Specific migration of antioxidant from plastic packages for food

 

 

Leda ColtroI,*; Marina P. MachadoII

ICentro de Tecnologia de Embalagem - CETEA, Instituto de Tecnologia de Alimentos - ITAL
IIUniversidade Estadual de Campinas - UNICAMP

 

 


RESUMO

O uso de aditivos em materiais plásticos é essencial para o processamento e desempenho dos plásticos, uma vez que os aditivos conferem características desejadas aos polímeros. No entanto, há restrições determinadas pela Agência Nacional de Vigilância Sanitária (ANVISA) para as embalagens plásticas de alimentos, as quais devem ser avaliadas por meio de ensaios físicos, realizados por laboratório acreditado, para verificar se os requisitos estabelecidos pela ANVISA são atendidos. Sendo assim, o objetivo desse trabalho foi desenvolver metodologia que permita a avaliação da migração de 3-(3,5-di-terc-butil-4-hidroxifenil) propionato de n-octadecila, antioxidante de nome comercial Irganox 1076, CAS 2082-79-3, presente em embalagens plásticas para contato com alimentos, empregando cromatografia líquida de alta eficiência. Esse estudo também teve como finalidade comprovar se o conteúdo de Irganox 1076 de amostras comerciais de filmes plásticos atende ao requisito de limite de migração específica estabelecido pela ANVISA para este aditivo. Os resultados obtidos indicam que a metodologia utilizada para os simulantes aquoso, ácido e gorduroso é satisfatória e adequada para a análise da migração específica do Irganox 1076, uma vez que todos os parâmetros necessários para a validação do método foram atingidos. As amostras de filme de PEBD e de EVA analisadas atendem ao limite de migração específica do Irganox 1076 para todos os simulantes avaliados.

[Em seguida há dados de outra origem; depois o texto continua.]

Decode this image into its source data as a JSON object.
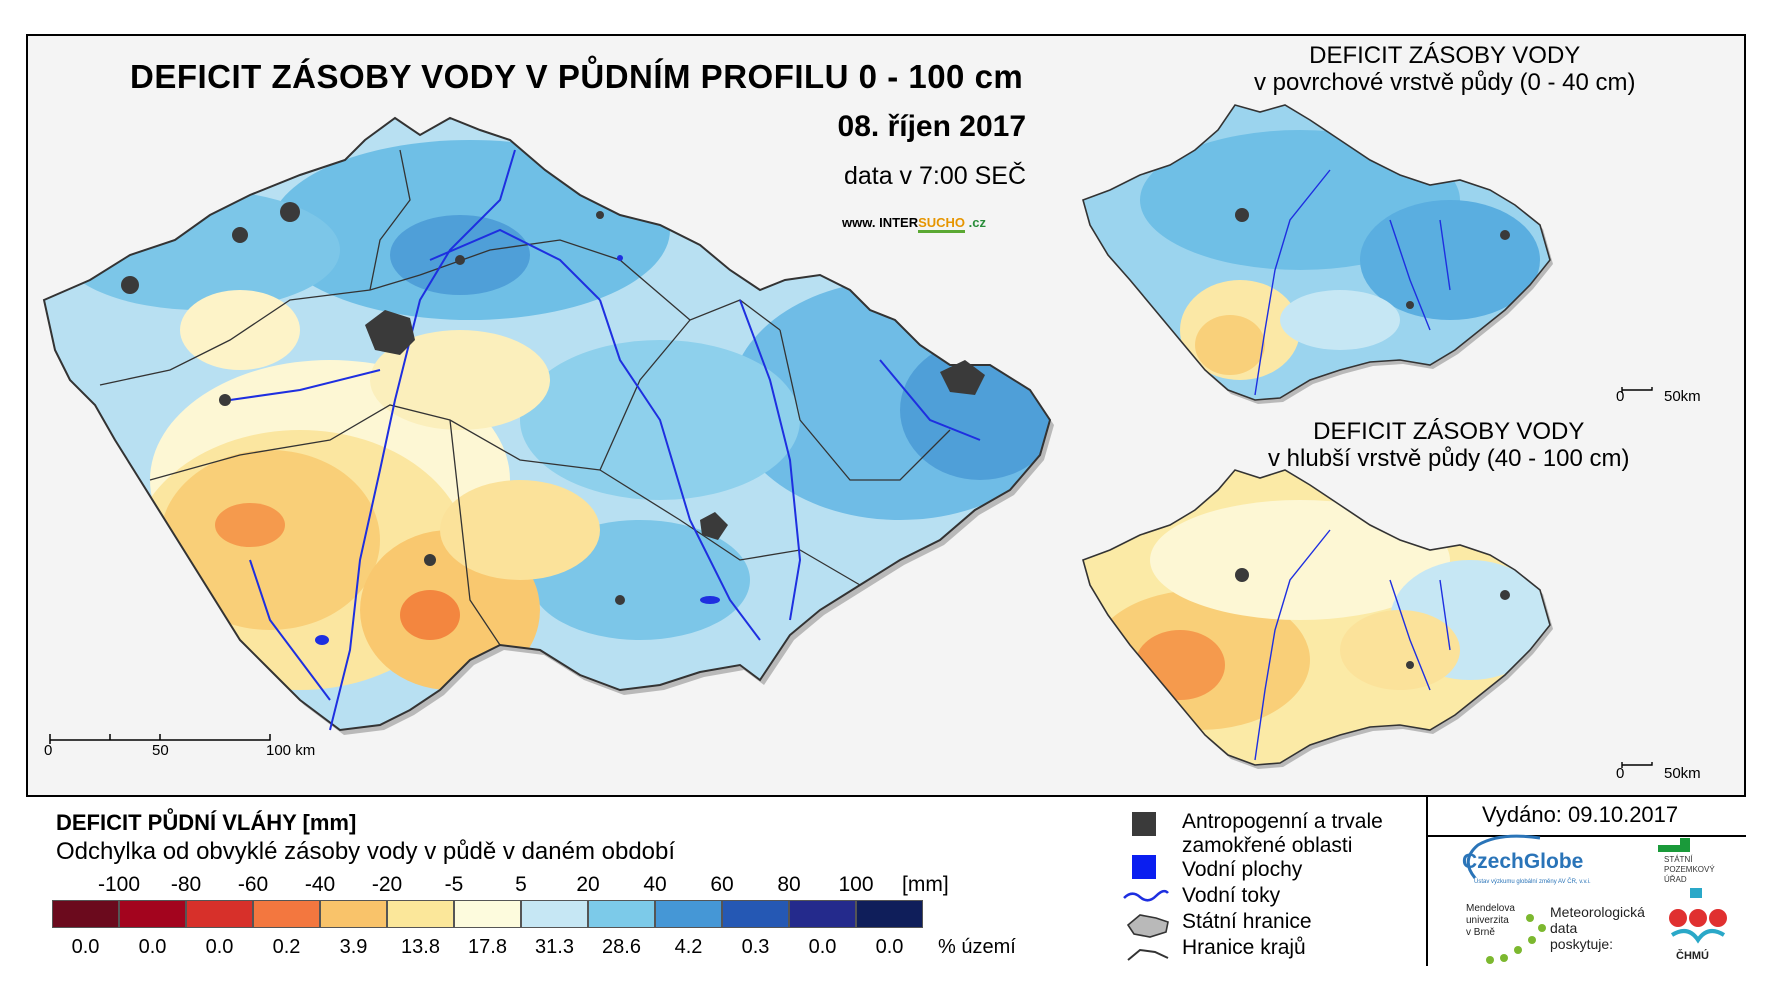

Palavras-chave: Antioxidante, migração específica, embalagem plástica, alimentos, HPLC.


ABSTRACT

The use of additives in plastics is essential for the processing and performance of plastic products since the additives enhance the desired characteristics of the polymers. Nevertheless, there are restrictions established by the Brazilian Agency of Sanitary Surveillance (ANVISA) for plastic packages intended to be in contact with foodstuffs which must be submitted to analyses at a proper laboratory in order to check the compliance with the requirements established. Therefore, the objective of this study was to develop a method for determining the migration of n-octadecyl 3-(3,5-ditert-butyl-4-hydroxyphenyl) propionate, antioxidant known commercially as Irganox 1076, CAS 2082-79-3, from plastic packages intended to be in contact with foodstuffs employing high performance liquid chromatography. This study also aims to ensure that commercial plastic package samples are in agreement with the requirement established by ANVISA relative to the specific migration limit for this additive. The results have shown that the methodology used for aqueous, acid and fatty simulants is satisfactory for determining the migration of Irganox 1076 since all parameters needed for the validation of the method were achieved. The LDPE and EVA film samples analyzed are in agreement with the specific migration limit of Irganox 1076 for all simulants evaluated.

Keywords: Antioxidant, specific migration, plasticpackaging, food, HPLC.


 

 

Introdução

Plásticos flexíveis são muito utilizados em embalagem de alimentos visando à conservação e proteção dos mesmos. Porém, cada alimento necessita de um tipo de embalagem específica, que proporcione uma série de requisitos de proteção para sua melhor conservação, tais como proteção à luz, barreira à umidade, barreira à gases (O2, CO2 , etc.), resistência mecânica, entre outros[1].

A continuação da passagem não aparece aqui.